A View from the Road

 
I have spent more than a few nights at rest stops.  In the right car, with a reclining seat, plenty of leg room, pillow, blanket, and eye shades I can get an adequate nights rest – well, at least a few hours.  There are ample reasons to spend the night in the car, including: cannot find a hotel, too sleepy to drive another mile, very anxious to get a head start toward the final destination, and of course to save money.

When we first started our road trips, we had a little red truck, which would often be fitted with a camper shell, and a queen size mattress.  We slept very well in that truck.  For a couple of dollars, you could buy a shower, in the morning, at a truck stop, and be on your way.  When you are young, and all of your parts work well, a quick stretch of your body and you are set to go.  You get older and it is not so easy.

We use to trade a night in the car for admission to a museum, a fancy lunch, and souvenirs of wherever our little truck had taken us; but sleeping in the car never felt desperate, it felt like an acceptable choice.   Until the night photographed here, I had never pulled into a rest stop and felt sorry for the people around me; I had always assumed that they were making a choice.

The quality of this photograph is purposefully less than perfect; as I very much wanted to make sure that man pictured here could not be identified.  I was deeply conflicted about whether or not I should take this photograph.  In the front seat of this small truck were a woman and at least one child, which I could see.  The man sleeping on the tailgate is quite literally trying to rest on the only spot available.   They were pulled into a rest stop, along a major highway.  From my vantage point, none of the occupants of this truck seemed comfortable.  They did not appear to have another option, and that is what bothered me.

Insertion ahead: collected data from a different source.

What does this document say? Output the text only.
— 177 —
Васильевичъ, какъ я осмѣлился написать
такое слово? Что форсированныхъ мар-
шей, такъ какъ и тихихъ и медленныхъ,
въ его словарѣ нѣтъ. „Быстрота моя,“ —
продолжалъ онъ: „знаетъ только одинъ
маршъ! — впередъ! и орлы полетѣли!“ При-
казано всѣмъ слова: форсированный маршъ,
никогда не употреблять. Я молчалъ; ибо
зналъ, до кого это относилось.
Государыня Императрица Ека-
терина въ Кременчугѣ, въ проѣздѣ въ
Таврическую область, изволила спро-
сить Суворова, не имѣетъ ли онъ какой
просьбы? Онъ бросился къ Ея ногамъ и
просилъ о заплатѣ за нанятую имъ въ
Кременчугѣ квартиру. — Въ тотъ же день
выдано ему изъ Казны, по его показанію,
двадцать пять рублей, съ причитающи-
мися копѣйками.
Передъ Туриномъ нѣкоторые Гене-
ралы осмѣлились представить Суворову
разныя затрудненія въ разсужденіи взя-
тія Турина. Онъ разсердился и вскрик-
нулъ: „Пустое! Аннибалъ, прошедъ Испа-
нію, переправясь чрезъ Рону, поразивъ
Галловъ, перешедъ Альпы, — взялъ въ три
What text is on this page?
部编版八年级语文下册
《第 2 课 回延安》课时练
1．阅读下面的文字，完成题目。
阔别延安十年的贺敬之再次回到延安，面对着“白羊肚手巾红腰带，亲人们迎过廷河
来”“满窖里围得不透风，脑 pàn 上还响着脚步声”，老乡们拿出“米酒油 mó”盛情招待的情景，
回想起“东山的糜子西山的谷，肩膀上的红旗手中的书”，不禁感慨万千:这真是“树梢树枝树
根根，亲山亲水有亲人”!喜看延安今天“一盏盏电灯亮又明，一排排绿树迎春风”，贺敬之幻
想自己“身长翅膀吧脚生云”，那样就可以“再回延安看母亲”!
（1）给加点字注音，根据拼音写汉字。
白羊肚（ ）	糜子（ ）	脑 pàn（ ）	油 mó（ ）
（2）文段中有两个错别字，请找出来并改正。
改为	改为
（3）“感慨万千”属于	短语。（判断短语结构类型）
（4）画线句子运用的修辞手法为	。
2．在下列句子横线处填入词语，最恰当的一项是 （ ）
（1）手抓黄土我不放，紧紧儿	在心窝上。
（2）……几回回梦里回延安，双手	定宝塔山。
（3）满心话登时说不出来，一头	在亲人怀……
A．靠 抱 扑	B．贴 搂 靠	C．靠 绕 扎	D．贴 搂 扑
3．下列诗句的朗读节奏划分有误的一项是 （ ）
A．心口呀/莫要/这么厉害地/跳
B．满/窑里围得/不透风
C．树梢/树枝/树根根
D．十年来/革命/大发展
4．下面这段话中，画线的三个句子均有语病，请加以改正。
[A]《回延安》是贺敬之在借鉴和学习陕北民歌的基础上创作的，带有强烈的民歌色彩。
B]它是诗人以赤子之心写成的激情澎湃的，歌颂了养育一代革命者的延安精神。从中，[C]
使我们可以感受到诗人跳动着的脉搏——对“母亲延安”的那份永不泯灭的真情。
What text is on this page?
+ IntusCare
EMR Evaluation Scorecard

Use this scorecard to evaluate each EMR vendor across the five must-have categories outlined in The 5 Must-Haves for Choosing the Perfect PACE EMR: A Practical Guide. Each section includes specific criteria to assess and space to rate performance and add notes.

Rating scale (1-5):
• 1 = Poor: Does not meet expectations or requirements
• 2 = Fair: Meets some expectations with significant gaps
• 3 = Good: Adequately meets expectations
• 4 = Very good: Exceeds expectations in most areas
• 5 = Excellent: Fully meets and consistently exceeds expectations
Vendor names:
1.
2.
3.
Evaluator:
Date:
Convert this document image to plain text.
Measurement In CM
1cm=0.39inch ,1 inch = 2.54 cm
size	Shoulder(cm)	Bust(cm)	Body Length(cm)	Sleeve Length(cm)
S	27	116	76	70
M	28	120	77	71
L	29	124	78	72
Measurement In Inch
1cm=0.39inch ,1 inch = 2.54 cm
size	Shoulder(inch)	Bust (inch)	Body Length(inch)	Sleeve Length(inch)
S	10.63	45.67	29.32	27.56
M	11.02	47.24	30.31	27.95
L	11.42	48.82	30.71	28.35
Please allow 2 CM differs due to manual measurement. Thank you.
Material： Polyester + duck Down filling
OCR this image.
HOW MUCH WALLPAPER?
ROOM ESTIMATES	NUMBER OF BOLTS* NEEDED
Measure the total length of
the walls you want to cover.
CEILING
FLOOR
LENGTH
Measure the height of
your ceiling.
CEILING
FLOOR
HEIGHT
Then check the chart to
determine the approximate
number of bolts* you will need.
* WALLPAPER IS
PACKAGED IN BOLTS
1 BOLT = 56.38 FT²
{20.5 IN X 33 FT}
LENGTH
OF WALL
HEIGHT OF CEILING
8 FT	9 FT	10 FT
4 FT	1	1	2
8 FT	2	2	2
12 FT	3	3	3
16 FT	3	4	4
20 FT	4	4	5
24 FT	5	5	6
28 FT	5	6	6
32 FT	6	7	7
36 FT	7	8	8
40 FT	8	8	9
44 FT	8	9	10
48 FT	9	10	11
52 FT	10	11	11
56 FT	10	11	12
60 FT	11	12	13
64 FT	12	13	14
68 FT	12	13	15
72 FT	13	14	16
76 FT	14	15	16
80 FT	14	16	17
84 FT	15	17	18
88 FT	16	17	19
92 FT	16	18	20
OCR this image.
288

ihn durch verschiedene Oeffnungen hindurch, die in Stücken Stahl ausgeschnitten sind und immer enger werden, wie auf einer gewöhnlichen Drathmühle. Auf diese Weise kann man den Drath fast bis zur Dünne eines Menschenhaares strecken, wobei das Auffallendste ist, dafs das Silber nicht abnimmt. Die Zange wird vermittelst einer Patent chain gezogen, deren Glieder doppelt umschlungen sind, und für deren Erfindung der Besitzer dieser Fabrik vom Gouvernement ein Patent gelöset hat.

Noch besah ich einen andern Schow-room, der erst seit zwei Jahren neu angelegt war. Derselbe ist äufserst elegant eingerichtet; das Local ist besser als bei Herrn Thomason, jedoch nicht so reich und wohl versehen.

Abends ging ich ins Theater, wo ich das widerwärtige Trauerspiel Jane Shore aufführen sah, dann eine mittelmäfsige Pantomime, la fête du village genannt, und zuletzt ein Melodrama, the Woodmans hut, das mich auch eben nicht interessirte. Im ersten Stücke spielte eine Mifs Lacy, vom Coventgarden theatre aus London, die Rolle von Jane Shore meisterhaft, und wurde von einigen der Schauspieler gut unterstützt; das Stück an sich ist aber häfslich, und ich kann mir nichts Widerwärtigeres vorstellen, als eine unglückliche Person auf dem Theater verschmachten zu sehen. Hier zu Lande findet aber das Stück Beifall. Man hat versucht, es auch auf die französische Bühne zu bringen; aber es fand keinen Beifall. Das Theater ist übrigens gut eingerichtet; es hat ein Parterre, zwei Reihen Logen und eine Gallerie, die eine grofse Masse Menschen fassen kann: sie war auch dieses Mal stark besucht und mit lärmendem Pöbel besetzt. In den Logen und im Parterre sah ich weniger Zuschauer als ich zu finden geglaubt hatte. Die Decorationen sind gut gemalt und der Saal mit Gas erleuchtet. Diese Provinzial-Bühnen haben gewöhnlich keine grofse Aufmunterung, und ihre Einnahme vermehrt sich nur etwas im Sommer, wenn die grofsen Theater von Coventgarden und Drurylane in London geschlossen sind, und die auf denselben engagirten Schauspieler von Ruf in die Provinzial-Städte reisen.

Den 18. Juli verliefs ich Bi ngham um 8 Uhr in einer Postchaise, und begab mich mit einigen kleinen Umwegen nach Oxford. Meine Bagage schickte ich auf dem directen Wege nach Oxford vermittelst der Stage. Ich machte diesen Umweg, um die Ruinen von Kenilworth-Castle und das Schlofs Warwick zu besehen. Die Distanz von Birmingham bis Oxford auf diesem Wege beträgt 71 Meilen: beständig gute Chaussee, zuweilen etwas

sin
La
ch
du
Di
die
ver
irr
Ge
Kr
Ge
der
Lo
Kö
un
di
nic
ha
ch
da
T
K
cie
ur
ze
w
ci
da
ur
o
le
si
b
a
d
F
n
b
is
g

Kate took the picture for me, and as we walked Merry, we tried to imagine that the family was okay and not as desperate as they looked.  The problem we had was that they were not alone; there was an entire row of cars and trucks with occupants that very much looked like this man.  They did not look like vacationers that wanted to be the first in line to enter the Grand Canyon or people whose hotel room, at Disney World, would not be ready for a few hours more, they all looked like the Joads family, trying to escape the dust bowl, heading toward what they hope, in their desperate state, is a better life.

I so hope I am wrong about all of those people who seemed crammed into overstuffed cars; and desperately trying to hold on to some semblance of a life they have known.  It was quite a View from the Road.